TIMOTHY CHARLES YAP (Singapore), associating himself with the Group of 77, the Alliance of Small Island States and ASEAN, said his country took a principled and pragmatic approach to addressing economic volatility. Policies drew on many different intellectual, ideological, and political traditions. Singapore had a currency that floated freely and allowed the country to marry the efficiency of free markets with price stability while also helping to manage domestic interest rates and inflation. However, good policies would not sell themselves and good policy did not always make good politics. Open-ended engagement helped to identify blind sides, bridge ideological divides, and generate conversations on policy trade-offs. To cement trust, policy must ultimately be effectively implemented. Principled pragmatism, engagement, and effective implementation continued to be the three factors that helped Singapore address economic challenges.
EMMANUEL KAUNDA (Zambia) said that the weak global economy negatively impacted commodity exporting economies. As a trade dependent country, Zambia’s economy had not been spared, with reduced foreign exchange earnings exerting pressure on the exchange rate and affecting the budget. Other domestic pressures included electricity supply constraints and fiscal pressures coupled with continued current account deficits that had affected macroeconomic stability. Zambia called on its development partners to support its efforts to insulate itself from vulnerability to external shocks. Zambia took debt sustainability very seriously and had undertaken prudent debt management strategies.

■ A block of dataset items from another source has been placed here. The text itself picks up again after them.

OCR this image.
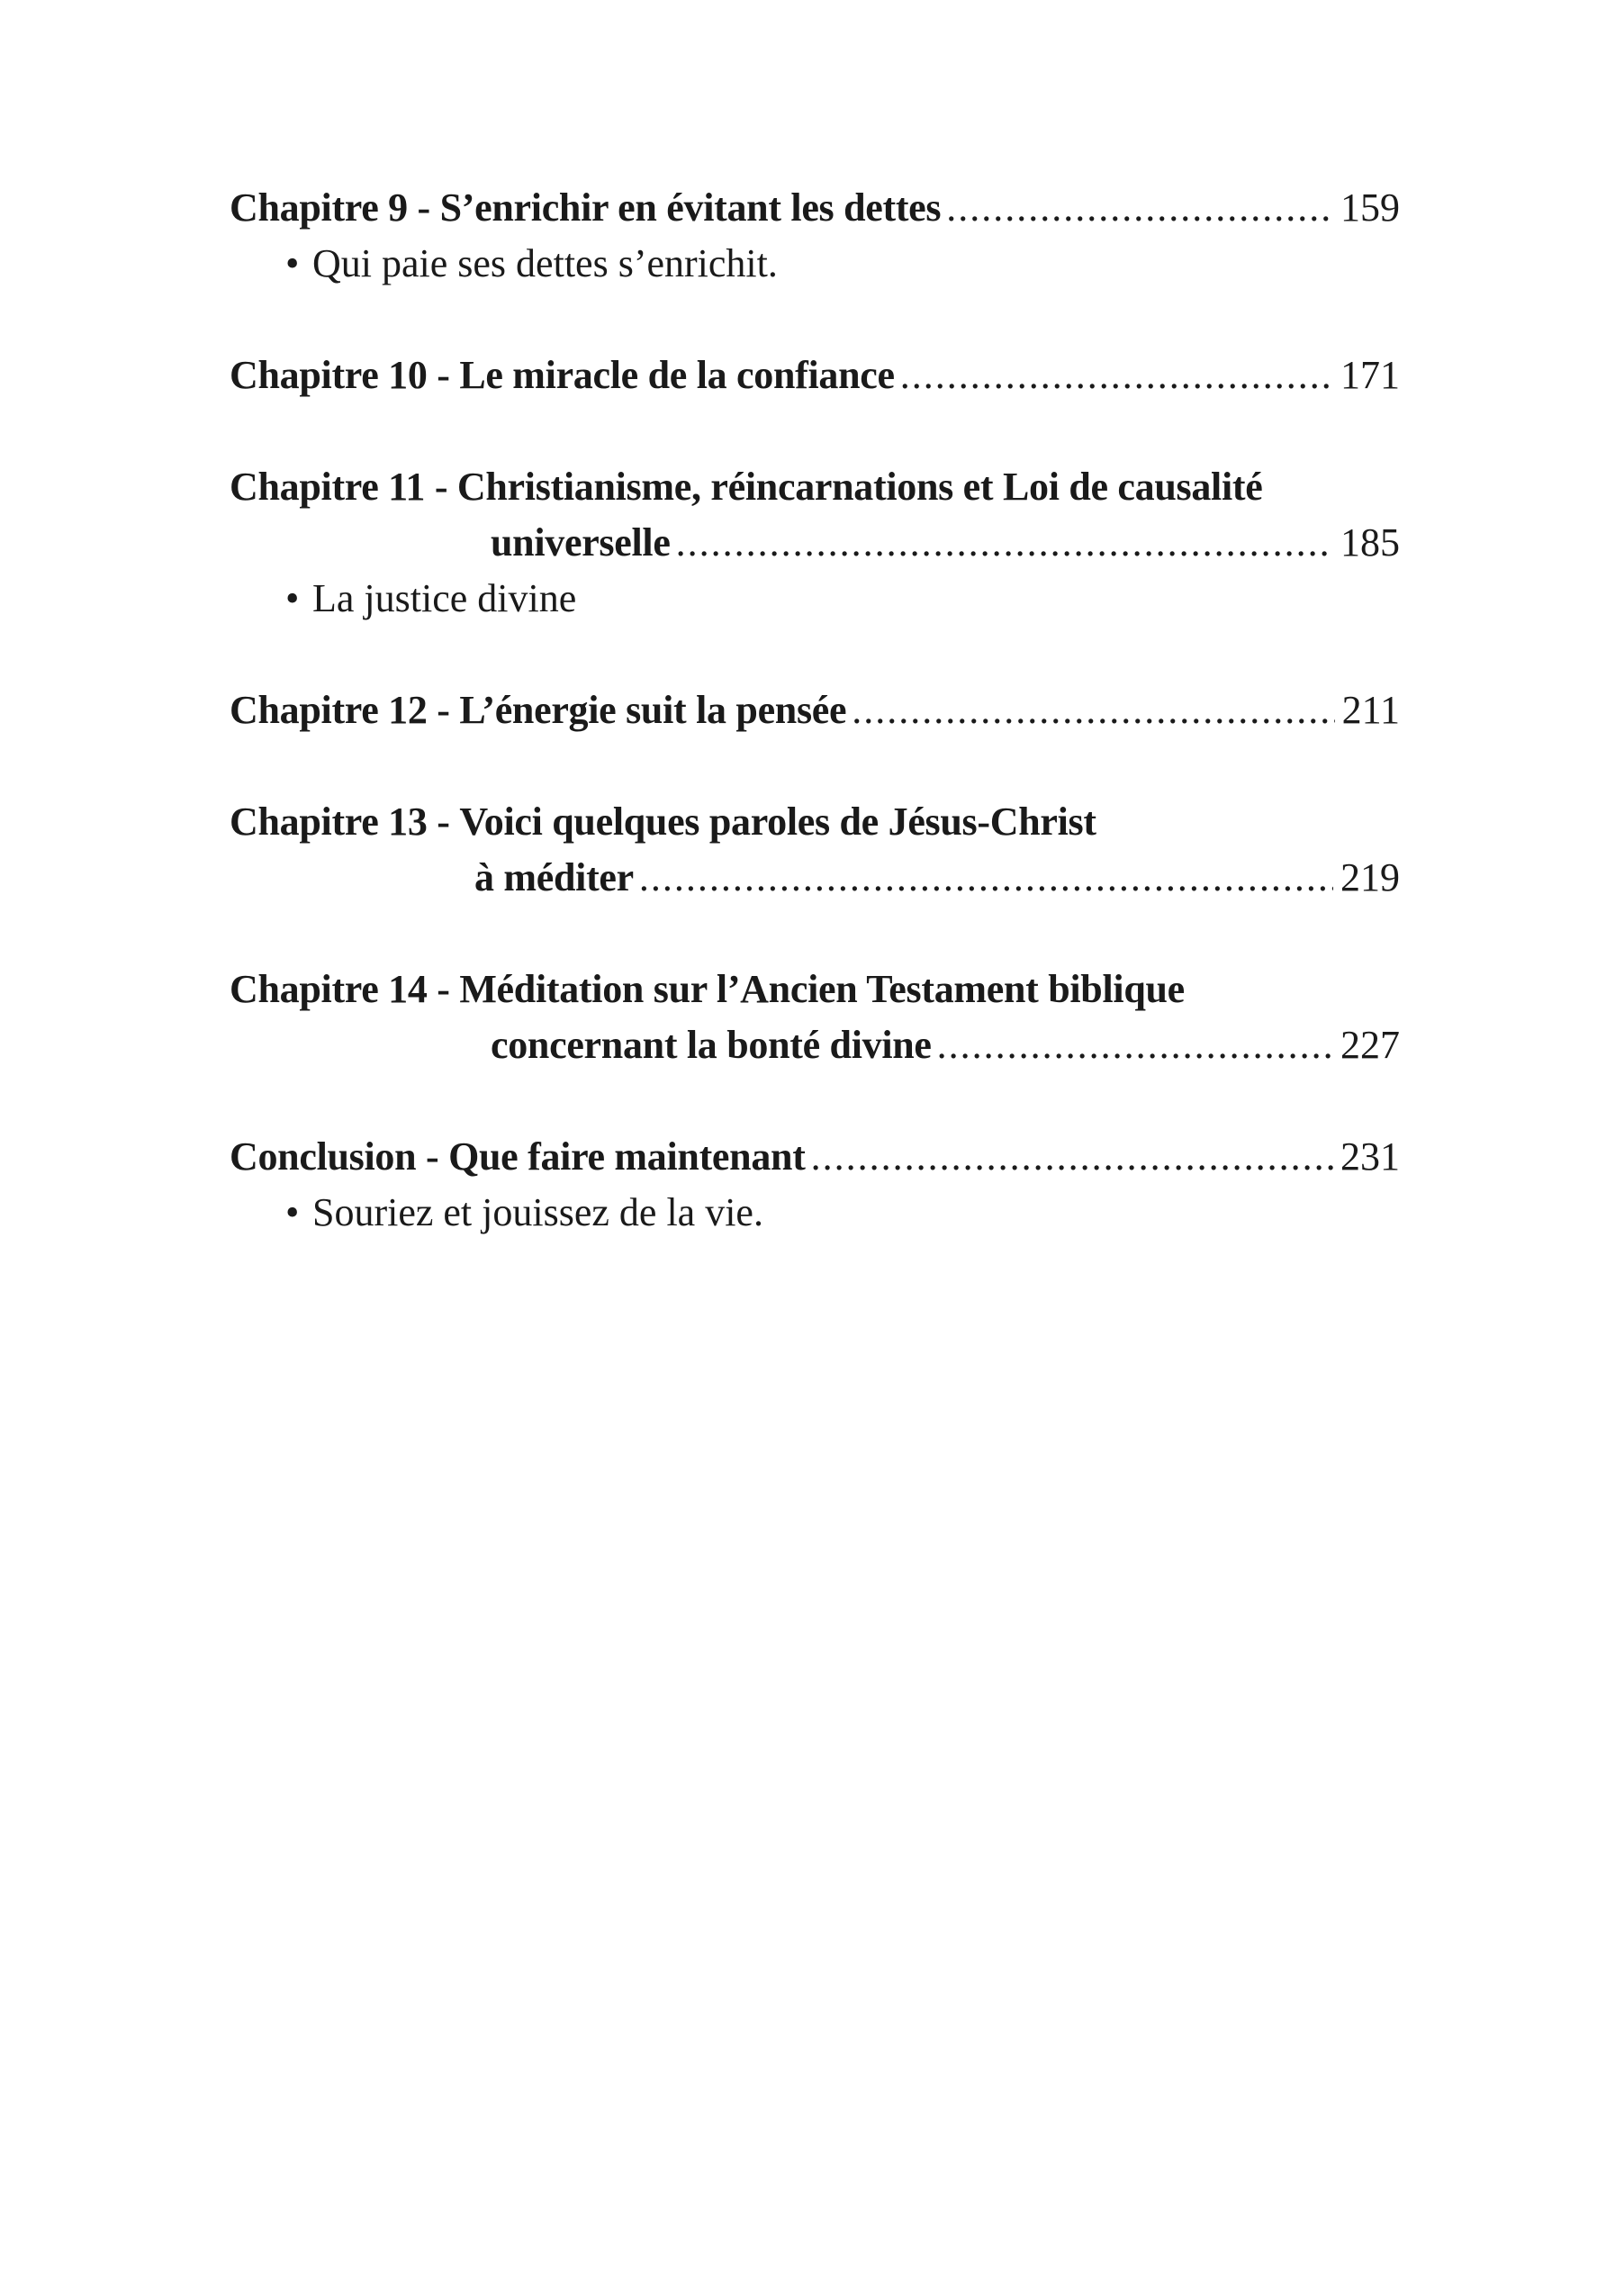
Chapitre 9 - S’enrichir en évitant les dettes .....	159
• Qui paie ses dettes s’enrichit.
Chapitre 10 - Le miracle de la confiance .....	171
Chapitre 11 - Christianisme, réincarnations et Loi de causalité
universelle .....	185
• La justice divine
Chapitre 12 - L’énergie suit la pensée .....	211
Chapitre 13 - Voici quelques paroles de Jésus-Christ
à méditer .....	219
Chapitre 14 - Méditation sur l’Ancien Testament biblique
concernant la bonté divine .....	227
Conclusion - Que faire maintenant .....	231
• Souriez et jouissez de la vie.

PHILIP FOX-DRUMMOND GOUGH (Brazil), associating himself with the Group of 77, CELAC and the Cairns Group, said that trade stood prominently as a key means of implementation to effectively promote structural change and inclusive and sustained economic growth. Brazil was deeply concerned at the continuation of a multilateral trading system heavily distorted to the detriment of agriculture and therefore to the detriment of development. It was necessary to intensify efforts to fight protectionism in all its forms. Tariff barriers needed to be brought to light to expose the harm they caused to developing countries. Agricultural export subsidies, meant to be eliminated in 2013, had long extended their envisaged existence. Non-tariff protections, such as technical barriers and sanitary and phytosanitary measures, needed to be applied in accordance with multilaterally agreed standards and with a solid scientific basis. To enable each country to take ownership of its economic and social development, it was necessary to have an international environment that included coherent and mutually supporting world trade.